FOLHA DE SP - 03/05
Será que só existe no país a direita dos bolsonaros? Onde está o conservador minimamente equilibrado?
Quando se trata de minha responsabilidade perante o leitor, não me incomodo em ser acusada de vira-casaca, maria-vai-com-as-outras ou, sei lá, de vaca leiteira. É que comigo não cola, o insulto entra por um ouvido, contorna a solitária ervilha que habita o meu cérebro e sai pelo outro orifício auricular.
E como minha obrigação aqui é servir a verdade, ao menos a minha verdade, única que conheço e tenho a oferecer, não me acanho em dizer que passei todos os anos da prefeitura de Marta Suplicy em guerra com sua administração.
Foram dezenas de colunas atirando mísseis, flechadas e torrões de terra contra sua prefeitura. Essa mesma que a maioria dos paulistanos ora aponta em pesquisa do Datafolha como a melhor dos últimos 30 anos.
Antes que Marta anunciasse sua candidatura, nos vimos em um almoço e eu a puxei de lado para perguntar: "Que preparo você tem para enfrentar um pepino desses? O que sabe de planejamento? Como vai enfrentar o jogo pesado das máfias que dominam a cidade?"
Marta respondeu com tranquilidade domesticada, mas não pôde deixar de notar que eu estava tendo um "surto machista". Ora. "Implicância de sexóloga feminista radical", pensei. E lá fui, depois de ela eleita, pegar no seu pé e me opor às palmeiras imperiais na avenida, aos túneis (que são inúteis mesmo, diga-se) e a tudo mais.
E a Erunda, então? Como militante, esteve ao lado dos que ateavam fogo em busum.
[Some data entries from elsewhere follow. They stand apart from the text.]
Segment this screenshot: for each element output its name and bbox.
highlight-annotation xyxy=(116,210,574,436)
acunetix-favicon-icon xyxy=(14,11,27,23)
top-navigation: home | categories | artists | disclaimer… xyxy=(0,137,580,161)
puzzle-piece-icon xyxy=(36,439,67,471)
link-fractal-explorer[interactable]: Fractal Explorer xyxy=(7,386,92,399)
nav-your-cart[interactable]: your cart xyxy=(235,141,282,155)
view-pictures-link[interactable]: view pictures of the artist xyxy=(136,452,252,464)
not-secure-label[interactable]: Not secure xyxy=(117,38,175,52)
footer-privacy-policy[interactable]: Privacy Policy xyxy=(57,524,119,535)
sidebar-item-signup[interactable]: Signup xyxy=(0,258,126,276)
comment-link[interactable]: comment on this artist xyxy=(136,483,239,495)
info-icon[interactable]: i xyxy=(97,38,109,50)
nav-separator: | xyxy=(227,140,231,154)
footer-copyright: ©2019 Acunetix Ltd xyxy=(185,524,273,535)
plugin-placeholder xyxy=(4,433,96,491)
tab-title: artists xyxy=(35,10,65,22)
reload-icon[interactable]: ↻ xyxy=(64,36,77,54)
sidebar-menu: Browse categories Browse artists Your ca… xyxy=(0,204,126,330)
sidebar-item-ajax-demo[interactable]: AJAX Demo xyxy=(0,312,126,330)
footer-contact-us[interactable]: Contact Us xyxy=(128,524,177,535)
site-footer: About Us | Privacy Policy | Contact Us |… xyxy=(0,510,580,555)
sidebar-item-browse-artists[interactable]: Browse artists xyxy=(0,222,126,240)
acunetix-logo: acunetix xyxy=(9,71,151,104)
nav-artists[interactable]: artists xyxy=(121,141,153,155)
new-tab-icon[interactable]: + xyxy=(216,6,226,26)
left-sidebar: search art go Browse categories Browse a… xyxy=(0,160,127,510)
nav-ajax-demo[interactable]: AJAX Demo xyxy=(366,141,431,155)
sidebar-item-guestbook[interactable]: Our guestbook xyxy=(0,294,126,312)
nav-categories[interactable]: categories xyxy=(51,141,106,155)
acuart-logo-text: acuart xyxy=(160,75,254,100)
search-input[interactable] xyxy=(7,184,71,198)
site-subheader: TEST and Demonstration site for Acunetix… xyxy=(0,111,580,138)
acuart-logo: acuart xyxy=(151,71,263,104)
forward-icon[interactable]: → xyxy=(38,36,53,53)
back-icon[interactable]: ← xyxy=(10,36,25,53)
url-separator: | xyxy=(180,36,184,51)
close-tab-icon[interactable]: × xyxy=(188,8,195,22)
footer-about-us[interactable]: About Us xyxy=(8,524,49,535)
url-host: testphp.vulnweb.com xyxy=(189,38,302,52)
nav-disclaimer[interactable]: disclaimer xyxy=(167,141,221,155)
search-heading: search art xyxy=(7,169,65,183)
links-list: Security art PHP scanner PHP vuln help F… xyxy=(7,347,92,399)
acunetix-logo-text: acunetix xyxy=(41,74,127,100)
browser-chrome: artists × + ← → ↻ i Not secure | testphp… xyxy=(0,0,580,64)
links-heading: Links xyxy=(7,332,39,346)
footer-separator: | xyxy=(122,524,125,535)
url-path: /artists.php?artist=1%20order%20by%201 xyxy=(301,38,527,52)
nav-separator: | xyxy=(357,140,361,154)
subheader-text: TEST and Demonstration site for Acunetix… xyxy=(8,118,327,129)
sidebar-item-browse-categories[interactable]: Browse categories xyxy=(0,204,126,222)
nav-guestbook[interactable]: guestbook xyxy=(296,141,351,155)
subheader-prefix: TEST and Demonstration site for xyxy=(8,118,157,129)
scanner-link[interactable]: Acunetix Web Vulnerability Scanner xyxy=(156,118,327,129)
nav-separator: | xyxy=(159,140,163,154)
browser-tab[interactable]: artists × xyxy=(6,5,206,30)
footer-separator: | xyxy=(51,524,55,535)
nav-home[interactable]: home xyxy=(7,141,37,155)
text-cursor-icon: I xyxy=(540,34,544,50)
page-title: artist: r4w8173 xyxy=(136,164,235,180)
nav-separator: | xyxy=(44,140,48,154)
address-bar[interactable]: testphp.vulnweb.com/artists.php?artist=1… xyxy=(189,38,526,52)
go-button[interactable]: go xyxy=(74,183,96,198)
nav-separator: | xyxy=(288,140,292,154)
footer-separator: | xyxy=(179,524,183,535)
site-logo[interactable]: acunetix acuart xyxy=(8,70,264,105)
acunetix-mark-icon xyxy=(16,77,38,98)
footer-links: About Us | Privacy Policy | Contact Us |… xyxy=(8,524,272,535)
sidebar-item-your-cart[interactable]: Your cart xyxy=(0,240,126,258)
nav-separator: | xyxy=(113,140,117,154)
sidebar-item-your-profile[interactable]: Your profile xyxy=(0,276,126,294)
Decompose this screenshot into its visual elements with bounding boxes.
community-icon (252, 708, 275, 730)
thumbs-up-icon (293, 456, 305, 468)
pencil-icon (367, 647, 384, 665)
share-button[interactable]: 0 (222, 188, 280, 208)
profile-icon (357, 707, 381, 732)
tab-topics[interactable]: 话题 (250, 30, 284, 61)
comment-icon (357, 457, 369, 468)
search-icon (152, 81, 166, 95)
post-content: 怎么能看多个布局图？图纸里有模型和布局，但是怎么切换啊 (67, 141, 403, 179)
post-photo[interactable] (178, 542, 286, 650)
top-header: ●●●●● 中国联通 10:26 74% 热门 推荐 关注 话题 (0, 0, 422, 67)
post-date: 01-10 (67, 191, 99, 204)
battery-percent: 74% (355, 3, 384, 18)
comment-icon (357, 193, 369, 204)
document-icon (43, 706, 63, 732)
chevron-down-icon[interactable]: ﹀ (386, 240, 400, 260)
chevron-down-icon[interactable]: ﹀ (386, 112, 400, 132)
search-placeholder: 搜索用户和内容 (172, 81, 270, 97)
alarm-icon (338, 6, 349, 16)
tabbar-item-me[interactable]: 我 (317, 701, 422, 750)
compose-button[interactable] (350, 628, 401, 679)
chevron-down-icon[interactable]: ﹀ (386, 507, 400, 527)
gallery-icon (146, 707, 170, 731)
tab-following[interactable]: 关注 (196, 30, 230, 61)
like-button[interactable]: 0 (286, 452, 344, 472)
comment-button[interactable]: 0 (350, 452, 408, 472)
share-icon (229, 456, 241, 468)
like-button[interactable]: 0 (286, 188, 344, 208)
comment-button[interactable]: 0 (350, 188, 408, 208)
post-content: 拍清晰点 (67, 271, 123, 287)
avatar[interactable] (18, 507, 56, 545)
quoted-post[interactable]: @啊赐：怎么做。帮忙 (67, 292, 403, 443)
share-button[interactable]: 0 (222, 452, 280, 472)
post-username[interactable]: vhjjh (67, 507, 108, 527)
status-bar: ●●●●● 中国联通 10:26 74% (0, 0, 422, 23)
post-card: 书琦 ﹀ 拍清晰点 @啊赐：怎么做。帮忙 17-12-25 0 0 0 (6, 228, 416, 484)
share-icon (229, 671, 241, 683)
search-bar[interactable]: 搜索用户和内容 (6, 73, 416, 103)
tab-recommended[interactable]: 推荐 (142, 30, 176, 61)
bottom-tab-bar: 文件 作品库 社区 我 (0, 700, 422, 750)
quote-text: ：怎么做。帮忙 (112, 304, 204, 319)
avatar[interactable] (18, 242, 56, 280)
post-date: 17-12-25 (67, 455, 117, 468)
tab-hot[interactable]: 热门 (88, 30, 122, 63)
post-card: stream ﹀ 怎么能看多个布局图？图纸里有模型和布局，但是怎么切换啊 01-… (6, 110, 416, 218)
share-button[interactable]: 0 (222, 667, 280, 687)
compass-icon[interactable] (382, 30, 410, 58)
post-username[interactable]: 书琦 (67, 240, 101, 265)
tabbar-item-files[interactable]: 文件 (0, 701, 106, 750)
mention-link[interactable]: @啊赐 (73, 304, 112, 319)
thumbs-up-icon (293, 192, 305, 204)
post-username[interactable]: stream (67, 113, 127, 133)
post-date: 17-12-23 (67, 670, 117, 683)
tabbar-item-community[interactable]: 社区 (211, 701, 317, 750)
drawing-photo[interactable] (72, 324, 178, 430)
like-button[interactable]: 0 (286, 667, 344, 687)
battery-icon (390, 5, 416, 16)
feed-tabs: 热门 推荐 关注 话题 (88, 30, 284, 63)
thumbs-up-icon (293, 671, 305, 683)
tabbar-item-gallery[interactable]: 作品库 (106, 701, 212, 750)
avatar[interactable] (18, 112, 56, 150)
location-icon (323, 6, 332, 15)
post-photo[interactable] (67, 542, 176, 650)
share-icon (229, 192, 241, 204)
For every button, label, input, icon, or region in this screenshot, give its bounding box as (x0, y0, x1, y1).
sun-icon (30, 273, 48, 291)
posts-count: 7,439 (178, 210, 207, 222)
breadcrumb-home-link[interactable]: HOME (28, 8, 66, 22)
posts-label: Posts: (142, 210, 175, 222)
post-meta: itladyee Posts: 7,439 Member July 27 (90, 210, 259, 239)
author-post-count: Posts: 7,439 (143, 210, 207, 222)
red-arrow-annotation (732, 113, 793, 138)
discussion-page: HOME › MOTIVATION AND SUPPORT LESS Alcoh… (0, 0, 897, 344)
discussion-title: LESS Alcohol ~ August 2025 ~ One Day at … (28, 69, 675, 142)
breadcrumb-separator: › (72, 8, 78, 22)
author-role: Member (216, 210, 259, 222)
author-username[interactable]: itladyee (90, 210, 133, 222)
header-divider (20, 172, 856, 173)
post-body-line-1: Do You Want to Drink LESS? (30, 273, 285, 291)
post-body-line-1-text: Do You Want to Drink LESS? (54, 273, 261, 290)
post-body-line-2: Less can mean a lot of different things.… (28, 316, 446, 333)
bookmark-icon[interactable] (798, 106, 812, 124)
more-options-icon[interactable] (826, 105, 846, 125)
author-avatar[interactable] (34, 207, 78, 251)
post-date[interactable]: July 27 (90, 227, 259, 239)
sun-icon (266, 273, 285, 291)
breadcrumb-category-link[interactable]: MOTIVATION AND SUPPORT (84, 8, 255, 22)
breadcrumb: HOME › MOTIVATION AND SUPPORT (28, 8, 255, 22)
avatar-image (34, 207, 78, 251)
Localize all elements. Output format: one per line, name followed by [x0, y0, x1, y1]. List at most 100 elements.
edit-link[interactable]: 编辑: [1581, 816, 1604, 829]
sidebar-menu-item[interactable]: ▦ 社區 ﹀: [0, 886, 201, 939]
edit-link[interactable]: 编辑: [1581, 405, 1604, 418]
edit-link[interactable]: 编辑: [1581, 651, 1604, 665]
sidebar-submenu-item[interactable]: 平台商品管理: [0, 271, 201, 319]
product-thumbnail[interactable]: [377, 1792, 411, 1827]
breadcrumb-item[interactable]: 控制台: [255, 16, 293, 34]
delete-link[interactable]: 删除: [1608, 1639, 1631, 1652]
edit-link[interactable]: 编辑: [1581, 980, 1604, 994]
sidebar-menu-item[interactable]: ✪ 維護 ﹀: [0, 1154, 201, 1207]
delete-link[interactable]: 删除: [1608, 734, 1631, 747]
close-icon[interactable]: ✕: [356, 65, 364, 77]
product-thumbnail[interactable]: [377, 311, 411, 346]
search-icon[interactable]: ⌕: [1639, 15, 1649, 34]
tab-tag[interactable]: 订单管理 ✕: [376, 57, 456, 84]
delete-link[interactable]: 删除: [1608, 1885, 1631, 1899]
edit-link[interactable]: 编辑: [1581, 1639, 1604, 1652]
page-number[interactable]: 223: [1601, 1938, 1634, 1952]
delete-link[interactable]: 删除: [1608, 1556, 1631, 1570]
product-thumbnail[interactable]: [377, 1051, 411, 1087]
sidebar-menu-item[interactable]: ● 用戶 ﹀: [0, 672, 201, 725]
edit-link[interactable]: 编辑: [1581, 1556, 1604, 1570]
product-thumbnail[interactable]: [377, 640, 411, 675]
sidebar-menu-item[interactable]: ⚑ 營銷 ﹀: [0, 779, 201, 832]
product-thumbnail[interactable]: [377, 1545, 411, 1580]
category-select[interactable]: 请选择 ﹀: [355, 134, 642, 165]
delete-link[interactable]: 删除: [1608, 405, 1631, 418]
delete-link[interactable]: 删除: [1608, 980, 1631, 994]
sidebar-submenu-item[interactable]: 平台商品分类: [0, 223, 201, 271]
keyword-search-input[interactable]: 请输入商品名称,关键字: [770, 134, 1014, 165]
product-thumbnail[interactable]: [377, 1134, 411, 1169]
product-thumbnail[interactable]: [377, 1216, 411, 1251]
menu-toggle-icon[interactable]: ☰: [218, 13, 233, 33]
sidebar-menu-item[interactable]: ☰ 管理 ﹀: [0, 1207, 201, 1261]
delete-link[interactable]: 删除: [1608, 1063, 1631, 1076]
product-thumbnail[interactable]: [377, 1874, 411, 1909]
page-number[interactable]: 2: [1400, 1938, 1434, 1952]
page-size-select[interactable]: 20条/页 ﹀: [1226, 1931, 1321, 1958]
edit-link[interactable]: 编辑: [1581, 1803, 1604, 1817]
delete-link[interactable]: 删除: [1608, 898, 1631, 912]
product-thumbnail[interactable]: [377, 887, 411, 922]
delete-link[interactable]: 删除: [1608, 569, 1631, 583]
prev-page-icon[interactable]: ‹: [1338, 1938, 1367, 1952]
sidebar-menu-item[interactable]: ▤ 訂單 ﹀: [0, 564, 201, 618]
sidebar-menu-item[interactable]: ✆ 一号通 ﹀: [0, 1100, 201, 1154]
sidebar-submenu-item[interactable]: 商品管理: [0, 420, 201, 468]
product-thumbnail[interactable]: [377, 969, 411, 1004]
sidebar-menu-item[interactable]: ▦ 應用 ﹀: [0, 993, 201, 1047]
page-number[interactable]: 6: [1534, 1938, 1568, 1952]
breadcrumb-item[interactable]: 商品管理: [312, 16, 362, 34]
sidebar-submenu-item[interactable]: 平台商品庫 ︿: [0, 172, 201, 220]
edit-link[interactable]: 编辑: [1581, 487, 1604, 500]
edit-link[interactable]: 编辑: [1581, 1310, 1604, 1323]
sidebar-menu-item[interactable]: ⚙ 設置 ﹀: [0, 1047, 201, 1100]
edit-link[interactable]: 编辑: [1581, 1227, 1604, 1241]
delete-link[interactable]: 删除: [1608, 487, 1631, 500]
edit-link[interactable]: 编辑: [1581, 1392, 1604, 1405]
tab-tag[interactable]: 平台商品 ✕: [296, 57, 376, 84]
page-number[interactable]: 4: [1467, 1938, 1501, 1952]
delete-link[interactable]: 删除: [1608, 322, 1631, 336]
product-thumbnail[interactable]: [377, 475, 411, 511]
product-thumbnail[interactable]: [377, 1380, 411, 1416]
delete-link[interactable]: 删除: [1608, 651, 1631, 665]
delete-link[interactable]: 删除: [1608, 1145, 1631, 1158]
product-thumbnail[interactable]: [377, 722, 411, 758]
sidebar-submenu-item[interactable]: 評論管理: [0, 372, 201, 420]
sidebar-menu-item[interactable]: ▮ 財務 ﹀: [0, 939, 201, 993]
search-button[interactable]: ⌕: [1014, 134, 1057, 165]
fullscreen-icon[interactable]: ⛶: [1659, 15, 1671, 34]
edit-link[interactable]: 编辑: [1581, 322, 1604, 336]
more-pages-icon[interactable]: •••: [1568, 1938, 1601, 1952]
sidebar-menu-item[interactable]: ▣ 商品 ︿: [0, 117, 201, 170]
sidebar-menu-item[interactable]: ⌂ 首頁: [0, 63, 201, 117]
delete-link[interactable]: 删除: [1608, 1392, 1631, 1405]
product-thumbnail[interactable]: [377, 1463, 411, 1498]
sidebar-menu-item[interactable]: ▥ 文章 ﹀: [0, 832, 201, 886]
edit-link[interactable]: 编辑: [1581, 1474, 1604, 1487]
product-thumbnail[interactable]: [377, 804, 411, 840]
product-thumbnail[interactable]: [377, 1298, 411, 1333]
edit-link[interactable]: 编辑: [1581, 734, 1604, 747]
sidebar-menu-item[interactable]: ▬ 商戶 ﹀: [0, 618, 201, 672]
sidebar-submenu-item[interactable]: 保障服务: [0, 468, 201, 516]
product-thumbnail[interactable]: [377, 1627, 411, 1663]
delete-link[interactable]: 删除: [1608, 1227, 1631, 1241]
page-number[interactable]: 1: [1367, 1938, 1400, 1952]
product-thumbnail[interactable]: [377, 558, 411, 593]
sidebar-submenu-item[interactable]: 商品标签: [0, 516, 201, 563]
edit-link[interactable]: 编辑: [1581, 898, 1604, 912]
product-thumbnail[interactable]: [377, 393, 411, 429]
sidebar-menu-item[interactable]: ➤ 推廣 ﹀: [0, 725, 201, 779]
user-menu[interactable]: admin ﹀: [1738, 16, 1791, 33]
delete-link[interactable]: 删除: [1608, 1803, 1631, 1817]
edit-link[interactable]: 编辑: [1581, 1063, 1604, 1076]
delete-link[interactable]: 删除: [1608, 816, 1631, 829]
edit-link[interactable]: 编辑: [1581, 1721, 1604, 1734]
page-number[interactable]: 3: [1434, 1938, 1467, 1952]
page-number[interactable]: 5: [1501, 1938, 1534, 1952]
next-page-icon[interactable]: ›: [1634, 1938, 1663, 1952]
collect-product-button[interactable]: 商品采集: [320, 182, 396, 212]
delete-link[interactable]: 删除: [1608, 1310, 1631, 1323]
No dia em que foi eleita, considerei seriamente a possibilidade de transferir meu domicílio até mesmo para Cubatão.
Mas essa nordestina que praticou medidas impopulares de contenção de gastos em sua gestão aparece na pesquisa quase emparelhada com o indefectível marqueteiro paulistaníssimo "doutor" Paulo Maluf.
Ao contrário do filho do "túnel Maria Maluf", Erundina encara o serviço público como missão. Sei disso porque vi de perto. Ela acabara de ser eleita quando meu pai, Piero, foi procurá-la, na condição de presidente da Confederação Brasileira de Automobilismo, para comunicar que o Brasil estava prestes a perder o GP de F-1. Imediatamente, ela encampou a ideia de trazer a corrida para Interlagos, vislumbrando os benefícios aos cofres públicos. Ou seja, não operava apenas movida por ideologia. Não posso deixar de mencionar que Erunda e meu pai, que de petista não tinha nada, forjaram uma amizade profunda que durou até a morte dele. Pra você ver.
O tempo passou e o paulistano (sim, eu também) mudou (mudamos) de ideia sobre cada gestão. Lembro da primeira palestra sobre alcoolismo (dentro do programa de Consumo Responsável da Ambev) que dei em um CEU. Saí de lá acreditando que, se o modelo pudesse ser replicado, o país estaria encaminhado.
A avaliação com certo distanciamento dos gestores da cidade evidencia a falta que faz um sistema político com partidos representativos. Onde estão, por exemplo, os conservadores minimamente equilibrados? É possível que só exista a direita boçal dos bolsonaros? Bela herança (mais uma) do regime militar. E ainda há quem sinta saudades.
Ou não? Qual foi a reação ao projeto de lei mambembe para enfraquecer um dos Poderes? Deveria ter sido riso seguido de indiferença. Em vez disso, pessoal do Facebook ao boteco começou a manifestar saudades da ditadura, ora veja!
E está certo que o Haddad poderia ter tido um pouco mais de sensibilidade e timing com essa de querer mudar rua com nome de torturador. Se o objetivo era nutrir a polarização do Fla-Flu, obteve pleno êxito.